It is interesting to see the progress of the stability fund after yesterday’s community call. Whilst I’m not a securities nor tax lawyer, I’ll give a thumbnail sketch of the global regulatory regimes
- EU - passed a comprehensive set and in typical Brussels style, whilst there is red tape, at least it is known red tape
- UK has been plugging their law commissions opinions which basically give crypto property rights just below choses-in-action (court-enforced) but with flexibility of equitable precedents
- PRC is very clear, no speculative tokens, even gas needs to be paid in CNY/CNH, closed blockchain network
- India … Experimenting with CBDC but with inconvertible rupee, will likely evolve to something akin to PRC
- US … Basically an ongoing regulatory turf fight with two pieces of legislation in wings but stymied by legislative gridlock from partisan politics.
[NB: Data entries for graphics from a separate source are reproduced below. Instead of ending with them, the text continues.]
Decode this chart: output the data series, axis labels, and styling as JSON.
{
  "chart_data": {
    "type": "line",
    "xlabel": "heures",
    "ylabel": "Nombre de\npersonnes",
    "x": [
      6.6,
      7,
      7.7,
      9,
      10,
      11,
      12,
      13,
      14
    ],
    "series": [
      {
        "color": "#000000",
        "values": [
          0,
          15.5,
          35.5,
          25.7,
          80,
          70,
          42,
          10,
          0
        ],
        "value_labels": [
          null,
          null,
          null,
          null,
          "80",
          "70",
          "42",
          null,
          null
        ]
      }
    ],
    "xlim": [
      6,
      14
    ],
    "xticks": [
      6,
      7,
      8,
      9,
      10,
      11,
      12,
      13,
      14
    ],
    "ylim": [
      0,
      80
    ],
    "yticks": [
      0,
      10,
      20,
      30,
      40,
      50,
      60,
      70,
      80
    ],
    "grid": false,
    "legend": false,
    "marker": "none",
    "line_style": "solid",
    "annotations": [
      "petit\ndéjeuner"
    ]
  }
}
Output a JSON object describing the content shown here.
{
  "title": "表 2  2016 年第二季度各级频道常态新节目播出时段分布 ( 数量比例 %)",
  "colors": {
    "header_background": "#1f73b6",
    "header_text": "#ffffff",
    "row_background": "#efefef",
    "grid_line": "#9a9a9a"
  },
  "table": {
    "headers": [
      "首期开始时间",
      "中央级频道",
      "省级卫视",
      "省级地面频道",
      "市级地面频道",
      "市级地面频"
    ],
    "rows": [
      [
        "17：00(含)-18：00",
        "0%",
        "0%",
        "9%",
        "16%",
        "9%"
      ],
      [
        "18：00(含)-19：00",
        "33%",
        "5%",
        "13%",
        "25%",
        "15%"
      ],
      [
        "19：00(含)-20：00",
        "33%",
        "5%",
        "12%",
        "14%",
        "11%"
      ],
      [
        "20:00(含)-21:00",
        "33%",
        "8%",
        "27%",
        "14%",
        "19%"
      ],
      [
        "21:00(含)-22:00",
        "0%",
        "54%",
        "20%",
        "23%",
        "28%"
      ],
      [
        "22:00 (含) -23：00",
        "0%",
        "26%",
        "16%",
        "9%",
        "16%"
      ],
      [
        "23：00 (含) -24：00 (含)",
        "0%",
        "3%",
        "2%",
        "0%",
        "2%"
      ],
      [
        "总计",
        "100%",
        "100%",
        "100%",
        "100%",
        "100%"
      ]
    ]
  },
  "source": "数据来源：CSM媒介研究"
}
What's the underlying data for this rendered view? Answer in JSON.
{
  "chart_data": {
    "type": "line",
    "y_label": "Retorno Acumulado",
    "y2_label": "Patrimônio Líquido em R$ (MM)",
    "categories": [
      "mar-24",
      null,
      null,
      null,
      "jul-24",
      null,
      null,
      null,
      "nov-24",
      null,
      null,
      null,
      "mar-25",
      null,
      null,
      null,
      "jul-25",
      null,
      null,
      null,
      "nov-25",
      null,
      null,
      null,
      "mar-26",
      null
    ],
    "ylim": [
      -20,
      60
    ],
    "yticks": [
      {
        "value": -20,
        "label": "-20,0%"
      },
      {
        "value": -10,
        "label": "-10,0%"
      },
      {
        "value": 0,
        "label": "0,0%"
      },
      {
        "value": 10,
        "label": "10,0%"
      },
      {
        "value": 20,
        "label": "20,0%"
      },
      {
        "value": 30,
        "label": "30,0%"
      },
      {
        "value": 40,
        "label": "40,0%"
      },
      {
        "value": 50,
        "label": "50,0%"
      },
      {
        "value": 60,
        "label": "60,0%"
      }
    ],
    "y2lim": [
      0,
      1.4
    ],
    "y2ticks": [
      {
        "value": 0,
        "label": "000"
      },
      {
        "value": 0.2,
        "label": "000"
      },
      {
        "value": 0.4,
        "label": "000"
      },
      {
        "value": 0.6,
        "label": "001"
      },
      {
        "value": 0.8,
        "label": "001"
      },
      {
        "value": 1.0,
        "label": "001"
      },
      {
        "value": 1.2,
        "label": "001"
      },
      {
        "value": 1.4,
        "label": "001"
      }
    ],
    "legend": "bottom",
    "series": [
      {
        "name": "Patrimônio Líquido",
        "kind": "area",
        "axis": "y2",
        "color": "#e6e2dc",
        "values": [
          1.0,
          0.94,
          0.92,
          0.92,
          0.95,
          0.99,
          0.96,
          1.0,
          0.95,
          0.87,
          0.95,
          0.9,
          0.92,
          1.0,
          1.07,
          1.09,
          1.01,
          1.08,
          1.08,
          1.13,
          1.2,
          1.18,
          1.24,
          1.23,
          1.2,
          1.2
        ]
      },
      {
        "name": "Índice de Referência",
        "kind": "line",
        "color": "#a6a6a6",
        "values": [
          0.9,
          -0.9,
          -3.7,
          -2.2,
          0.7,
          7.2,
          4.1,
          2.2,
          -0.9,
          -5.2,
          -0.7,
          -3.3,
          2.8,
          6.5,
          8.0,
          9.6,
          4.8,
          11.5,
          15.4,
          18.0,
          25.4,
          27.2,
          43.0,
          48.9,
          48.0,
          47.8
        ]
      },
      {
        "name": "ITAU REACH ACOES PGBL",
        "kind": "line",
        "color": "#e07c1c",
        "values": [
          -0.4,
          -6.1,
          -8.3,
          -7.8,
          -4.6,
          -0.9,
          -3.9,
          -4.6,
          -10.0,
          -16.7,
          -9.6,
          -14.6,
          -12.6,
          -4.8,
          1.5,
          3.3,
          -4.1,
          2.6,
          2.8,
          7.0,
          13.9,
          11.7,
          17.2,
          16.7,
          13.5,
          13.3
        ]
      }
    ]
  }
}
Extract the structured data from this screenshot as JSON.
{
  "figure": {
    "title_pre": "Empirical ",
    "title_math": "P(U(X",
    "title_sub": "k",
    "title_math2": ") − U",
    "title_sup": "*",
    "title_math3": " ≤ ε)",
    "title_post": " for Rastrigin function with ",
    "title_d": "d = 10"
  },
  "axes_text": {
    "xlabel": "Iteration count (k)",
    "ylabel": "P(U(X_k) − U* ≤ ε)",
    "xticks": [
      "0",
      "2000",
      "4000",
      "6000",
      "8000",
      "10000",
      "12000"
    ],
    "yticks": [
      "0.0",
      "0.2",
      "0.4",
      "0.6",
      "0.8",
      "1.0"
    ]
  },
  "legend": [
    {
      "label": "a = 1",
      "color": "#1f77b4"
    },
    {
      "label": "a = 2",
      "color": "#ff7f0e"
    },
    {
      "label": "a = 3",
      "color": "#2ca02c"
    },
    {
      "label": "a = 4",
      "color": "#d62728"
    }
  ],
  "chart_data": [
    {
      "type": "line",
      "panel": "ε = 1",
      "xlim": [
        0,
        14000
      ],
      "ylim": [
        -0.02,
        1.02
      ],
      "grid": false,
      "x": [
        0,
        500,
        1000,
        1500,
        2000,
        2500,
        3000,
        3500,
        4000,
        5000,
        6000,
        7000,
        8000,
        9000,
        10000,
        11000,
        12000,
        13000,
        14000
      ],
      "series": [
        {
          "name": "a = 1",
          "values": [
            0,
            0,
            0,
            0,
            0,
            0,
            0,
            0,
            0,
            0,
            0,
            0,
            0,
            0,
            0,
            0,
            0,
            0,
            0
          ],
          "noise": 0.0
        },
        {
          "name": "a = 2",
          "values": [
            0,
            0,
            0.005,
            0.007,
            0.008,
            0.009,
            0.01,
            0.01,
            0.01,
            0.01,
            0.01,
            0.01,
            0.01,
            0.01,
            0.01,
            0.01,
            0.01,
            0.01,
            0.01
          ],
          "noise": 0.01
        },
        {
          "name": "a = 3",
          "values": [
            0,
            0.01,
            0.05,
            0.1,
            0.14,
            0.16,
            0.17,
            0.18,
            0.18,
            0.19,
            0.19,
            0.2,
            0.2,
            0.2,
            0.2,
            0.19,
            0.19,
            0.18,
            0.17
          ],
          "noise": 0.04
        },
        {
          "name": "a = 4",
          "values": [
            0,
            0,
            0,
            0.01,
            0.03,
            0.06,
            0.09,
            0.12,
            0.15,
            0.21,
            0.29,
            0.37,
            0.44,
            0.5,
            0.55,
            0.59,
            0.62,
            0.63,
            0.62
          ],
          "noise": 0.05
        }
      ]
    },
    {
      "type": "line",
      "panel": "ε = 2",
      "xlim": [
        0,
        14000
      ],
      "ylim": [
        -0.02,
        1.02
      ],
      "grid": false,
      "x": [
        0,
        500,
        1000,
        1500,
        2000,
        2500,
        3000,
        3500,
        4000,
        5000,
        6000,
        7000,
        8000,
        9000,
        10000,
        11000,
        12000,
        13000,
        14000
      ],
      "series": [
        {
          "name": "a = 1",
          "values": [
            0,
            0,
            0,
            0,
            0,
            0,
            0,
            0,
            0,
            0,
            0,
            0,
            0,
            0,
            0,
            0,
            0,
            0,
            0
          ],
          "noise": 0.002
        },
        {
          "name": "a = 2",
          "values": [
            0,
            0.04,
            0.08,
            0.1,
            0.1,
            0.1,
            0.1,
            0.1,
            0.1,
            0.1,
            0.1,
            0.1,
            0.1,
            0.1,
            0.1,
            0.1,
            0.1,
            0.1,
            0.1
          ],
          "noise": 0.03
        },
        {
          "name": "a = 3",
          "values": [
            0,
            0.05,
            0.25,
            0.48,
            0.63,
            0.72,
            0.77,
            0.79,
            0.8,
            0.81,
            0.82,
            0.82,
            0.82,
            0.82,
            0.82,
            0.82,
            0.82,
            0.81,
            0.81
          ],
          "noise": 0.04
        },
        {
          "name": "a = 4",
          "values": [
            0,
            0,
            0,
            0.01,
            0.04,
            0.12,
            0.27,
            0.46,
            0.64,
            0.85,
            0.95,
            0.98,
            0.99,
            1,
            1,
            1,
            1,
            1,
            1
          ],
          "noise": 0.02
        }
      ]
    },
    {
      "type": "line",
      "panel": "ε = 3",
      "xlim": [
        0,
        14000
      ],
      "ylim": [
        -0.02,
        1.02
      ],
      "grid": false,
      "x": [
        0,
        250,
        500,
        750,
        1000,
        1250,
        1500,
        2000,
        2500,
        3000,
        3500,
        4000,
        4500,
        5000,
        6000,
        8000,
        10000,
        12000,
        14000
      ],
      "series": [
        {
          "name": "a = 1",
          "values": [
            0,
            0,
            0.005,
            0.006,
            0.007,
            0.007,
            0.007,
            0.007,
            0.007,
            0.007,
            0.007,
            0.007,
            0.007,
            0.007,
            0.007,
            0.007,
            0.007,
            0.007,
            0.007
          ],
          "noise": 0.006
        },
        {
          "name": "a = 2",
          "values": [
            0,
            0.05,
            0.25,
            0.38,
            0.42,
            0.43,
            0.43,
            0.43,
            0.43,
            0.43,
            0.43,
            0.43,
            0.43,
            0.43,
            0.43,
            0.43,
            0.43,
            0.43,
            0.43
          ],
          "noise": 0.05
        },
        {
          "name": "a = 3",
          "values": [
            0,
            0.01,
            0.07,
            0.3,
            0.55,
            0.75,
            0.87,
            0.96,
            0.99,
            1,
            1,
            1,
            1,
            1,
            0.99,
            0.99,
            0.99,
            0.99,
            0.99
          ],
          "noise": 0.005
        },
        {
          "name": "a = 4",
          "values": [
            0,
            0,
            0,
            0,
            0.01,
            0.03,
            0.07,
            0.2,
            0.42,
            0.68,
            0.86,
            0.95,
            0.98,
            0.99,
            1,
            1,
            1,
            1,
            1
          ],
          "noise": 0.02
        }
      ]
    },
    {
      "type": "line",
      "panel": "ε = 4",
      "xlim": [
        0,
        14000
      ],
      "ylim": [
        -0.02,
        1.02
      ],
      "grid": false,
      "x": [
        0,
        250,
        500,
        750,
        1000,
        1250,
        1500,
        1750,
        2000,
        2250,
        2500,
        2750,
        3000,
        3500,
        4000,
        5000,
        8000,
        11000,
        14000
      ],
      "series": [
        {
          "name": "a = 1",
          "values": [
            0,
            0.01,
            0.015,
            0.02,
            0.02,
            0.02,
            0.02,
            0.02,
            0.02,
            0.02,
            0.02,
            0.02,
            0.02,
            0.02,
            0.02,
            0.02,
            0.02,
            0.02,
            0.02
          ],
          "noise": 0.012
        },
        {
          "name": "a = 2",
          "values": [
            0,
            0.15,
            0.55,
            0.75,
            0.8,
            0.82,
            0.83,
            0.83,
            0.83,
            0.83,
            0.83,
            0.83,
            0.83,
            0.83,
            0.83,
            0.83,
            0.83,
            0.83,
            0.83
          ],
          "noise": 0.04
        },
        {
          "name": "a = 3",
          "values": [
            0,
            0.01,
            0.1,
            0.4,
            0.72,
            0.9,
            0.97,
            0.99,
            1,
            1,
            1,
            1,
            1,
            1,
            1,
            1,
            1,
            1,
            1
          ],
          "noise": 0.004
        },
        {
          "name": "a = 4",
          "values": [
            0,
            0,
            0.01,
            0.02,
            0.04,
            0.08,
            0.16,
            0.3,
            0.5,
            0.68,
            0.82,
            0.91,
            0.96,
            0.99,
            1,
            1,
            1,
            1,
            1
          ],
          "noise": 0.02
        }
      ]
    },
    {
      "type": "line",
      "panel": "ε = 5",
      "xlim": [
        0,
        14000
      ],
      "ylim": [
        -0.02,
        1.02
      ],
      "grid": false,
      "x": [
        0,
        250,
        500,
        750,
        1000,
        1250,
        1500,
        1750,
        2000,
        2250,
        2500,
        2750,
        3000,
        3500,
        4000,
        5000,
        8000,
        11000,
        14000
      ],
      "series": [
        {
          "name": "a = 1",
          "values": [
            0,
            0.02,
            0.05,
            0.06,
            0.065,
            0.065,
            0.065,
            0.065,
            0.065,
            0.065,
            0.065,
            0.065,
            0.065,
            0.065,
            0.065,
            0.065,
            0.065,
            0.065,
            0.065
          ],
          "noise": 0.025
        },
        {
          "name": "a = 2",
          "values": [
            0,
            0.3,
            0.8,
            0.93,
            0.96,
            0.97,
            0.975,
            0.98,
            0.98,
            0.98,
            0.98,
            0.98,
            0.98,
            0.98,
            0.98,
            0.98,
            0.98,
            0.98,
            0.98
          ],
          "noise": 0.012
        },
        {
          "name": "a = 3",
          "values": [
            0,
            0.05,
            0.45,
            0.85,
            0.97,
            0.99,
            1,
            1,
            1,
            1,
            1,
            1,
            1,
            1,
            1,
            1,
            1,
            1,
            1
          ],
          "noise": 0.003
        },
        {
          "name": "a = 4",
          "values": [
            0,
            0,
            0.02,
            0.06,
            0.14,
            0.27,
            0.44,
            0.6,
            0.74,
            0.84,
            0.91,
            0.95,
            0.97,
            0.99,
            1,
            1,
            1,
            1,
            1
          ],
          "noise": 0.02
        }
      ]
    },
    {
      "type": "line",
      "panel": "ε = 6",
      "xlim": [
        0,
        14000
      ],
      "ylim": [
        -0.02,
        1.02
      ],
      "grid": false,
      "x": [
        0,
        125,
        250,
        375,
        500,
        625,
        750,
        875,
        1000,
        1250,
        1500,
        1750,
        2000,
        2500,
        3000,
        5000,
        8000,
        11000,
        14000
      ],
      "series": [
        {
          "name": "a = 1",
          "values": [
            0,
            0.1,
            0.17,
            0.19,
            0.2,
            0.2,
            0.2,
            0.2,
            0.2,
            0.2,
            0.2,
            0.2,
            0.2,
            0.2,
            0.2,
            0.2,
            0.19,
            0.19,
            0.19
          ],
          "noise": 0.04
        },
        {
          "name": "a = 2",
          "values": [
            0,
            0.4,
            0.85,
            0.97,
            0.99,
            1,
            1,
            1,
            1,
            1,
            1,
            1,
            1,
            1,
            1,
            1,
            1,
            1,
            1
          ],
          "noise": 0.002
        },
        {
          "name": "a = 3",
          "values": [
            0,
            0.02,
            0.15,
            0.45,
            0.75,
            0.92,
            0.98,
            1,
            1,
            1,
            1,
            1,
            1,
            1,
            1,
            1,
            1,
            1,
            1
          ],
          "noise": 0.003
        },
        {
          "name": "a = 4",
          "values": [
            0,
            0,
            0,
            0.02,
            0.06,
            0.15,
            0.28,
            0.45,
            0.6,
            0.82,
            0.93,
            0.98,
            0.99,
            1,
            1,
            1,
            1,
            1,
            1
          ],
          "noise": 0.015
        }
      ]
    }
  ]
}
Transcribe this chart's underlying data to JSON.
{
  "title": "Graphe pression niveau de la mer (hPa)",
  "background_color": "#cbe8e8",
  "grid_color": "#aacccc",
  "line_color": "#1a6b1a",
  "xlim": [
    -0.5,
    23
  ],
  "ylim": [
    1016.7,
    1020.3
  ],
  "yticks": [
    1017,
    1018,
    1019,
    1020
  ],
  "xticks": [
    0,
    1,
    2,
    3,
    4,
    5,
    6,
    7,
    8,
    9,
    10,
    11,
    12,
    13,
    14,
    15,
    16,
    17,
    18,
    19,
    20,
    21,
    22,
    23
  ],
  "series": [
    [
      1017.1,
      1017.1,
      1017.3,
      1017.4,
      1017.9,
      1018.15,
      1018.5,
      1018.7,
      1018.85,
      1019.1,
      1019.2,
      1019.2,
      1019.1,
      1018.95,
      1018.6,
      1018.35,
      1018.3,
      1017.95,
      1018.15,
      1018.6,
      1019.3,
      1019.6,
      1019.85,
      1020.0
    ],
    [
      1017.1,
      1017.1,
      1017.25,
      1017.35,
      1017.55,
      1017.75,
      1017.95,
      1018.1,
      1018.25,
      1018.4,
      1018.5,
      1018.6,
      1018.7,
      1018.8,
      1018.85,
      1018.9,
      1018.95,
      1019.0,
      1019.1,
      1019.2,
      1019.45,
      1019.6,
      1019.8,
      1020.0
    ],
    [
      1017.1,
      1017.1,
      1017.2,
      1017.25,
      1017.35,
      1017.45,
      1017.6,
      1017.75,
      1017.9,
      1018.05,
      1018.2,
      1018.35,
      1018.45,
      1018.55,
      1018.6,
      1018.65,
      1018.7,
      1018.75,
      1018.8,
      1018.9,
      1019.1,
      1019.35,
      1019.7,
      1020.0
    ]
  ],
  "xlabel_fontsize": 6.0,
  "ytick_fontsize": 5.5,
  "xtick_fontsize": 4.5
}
Taking the EU as example, currently UNI could be considered a non-economic governance token, ie pure utility. Due to mechanics of proposal gating and vote “staking” on delegates, arguably it falls into the RHS and thus out of scope.
However, once UNI is used within the stability fund, and UNI holder have a legal interest in any assets (not just beneficial interest), then it will need a crypto-asset service provider license, at minimum category 8 (advice) and 3 (fund conversion). If it is doing market operations for fiat-liquidity (to finance the foundation) then most likely a MiFID license (or equiv elsewhere) is also needed. Each license requires compliance and even applying for one can be up to 18 months. It also raises the risk profile for any delegate because picking assets fall into “investment” activities (interpreted broadly) and suddenly countries with extra-territorial reach (eg India with overseas Indian investors rules) start muddying waters.
So broadly speaking there are 3 fundamental paths that treasury could take
A) transmorgify the UNI (governance utility) into a hybrid token and take the regulatory/tax hit
B) have a separate asset-backed token (say timelocked-UNA) and separate the risk profile into non-contentious procurement (grant giving) vs lending/investment
C) turn the foundation + treasury + risk management into discrete services each licensed on a case-by-case basis (and thus tightly circumscribed) and allow ecosystem to “purchase” such DeFi services on arms-length contractual basis. This tends to minimise the effect of “bad” actors in that taint in say fraud in VC fund selection doesn’t pass to say the fiscal administrator of external grants.
Irregardless, any regulated service is going to take a while to put in place processes and compliance regimes. 5 years (as timeframe mentioned in the community call) might be too short.